Question

A and B alternately throw a pair of dice. A wins if he throws a sum of 5 before B throws a sum of 8, and B wins if he throws a sum of 8 before A throws a sum of 5. The probability that A wins if A makes the first throw is:

• A. \( \frac{9}{17} \)
• B. \( \frac{9}{19} \)
• C. \( \frac{8}{17} \)
• D. \( \frac{8}{19} \)

Hint:

To solve probability problems involving alternating events, use recursive equations to account for future possibilities.

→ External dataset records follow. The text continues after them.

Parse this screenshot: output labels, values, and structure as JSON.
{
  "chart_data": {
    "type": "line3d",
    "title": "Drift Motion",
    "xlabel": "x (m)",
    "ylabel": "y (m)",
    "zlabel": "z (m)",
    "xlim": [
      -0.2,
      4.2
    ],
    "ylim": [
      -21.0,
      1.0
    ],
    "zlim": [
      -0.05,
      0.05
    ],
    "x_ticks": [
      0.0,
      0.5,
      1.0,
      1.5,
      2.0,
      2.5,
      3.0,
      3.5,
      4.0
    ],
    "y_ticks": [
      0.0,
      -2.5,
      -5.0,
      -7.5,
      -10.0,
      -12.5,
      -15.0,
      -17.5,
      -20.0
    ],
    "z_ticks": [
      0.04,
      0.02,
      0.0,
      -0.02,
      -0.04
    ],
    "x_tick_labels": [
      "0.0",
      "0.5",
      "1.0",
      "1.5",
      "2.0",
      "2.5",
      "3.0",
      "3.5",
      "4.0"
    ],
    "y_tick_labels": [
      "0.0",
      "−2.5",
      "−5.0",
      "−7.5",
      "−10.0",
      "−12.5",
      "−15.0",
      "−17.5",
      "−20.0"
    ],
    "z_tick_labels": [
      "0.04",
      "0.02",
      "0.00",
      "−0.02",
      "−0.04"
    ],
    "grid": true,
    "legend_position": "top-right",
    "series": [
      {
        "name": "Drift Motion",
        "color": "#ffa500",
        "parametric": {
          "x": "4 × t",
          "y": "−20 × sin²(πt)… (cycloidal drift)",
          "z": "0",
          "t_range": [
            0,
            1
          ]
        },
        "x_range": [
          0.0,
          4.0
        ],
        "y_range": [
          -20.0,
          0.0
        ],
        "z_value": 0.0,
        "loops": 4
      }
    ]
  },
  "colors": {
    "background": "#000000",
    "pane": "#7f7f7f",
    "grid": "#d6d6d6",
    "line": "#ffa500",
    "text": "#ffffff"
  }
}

In this case, calculate the probability of each player's win on their turn and then set up an equation based on conditional probabilities.

Answer 1

The Correct Option is B

Step 1: First, calculate the probability of A throwing a sum of 5 and the probability of B throwing a sum of 8 with a pair of dice. 
The total possible outcomes when rolling two dice is 36. The number of outcomes that result in a sum of 5 is 4 (i.e., (1, 4), (2, 3), (3, 2), (4, 1)). 
So, the probability that A rolls a 5 is: \[ P(A_{{wins}}) = \frac{4}{36} = \frac{1}{9}. \] The number of outcomes that result in a sum of 8 is 5 (i.e., (2, 6), (3, 5), (4, 4), (5, 3), (6, 2)). 
So, the probability that B rolls an 8 is: \[ P(B_{{wins}}) = \frac{5}{36}. \] 
Step 2: Now, define \( p \) as the probability that A wins given that A makes the first throw. 
The probability of A winning can be broken into two parts: 
- If A throws a 5 on his first turn, A wins immediately with a probability of \( \frac{1}{9} \). 
- If A does not throw a 5, it is B’s turn. The probability that B does not throw an 8 is \( \frac{31}{36} \). 
Therefore, the equation for the total probability of A winning is: \[ p = \frac{1}{9} + \left( \frac{31}{36} \right) \left( \frac{1}{9} + \left( \frac{31}{36} \right) p \right). \] Solving this equation, we find: \[ p = \frac{9}{19}. \] Thus, the probability that A wins if A makes the first throw is \( \frac{9}{19} \).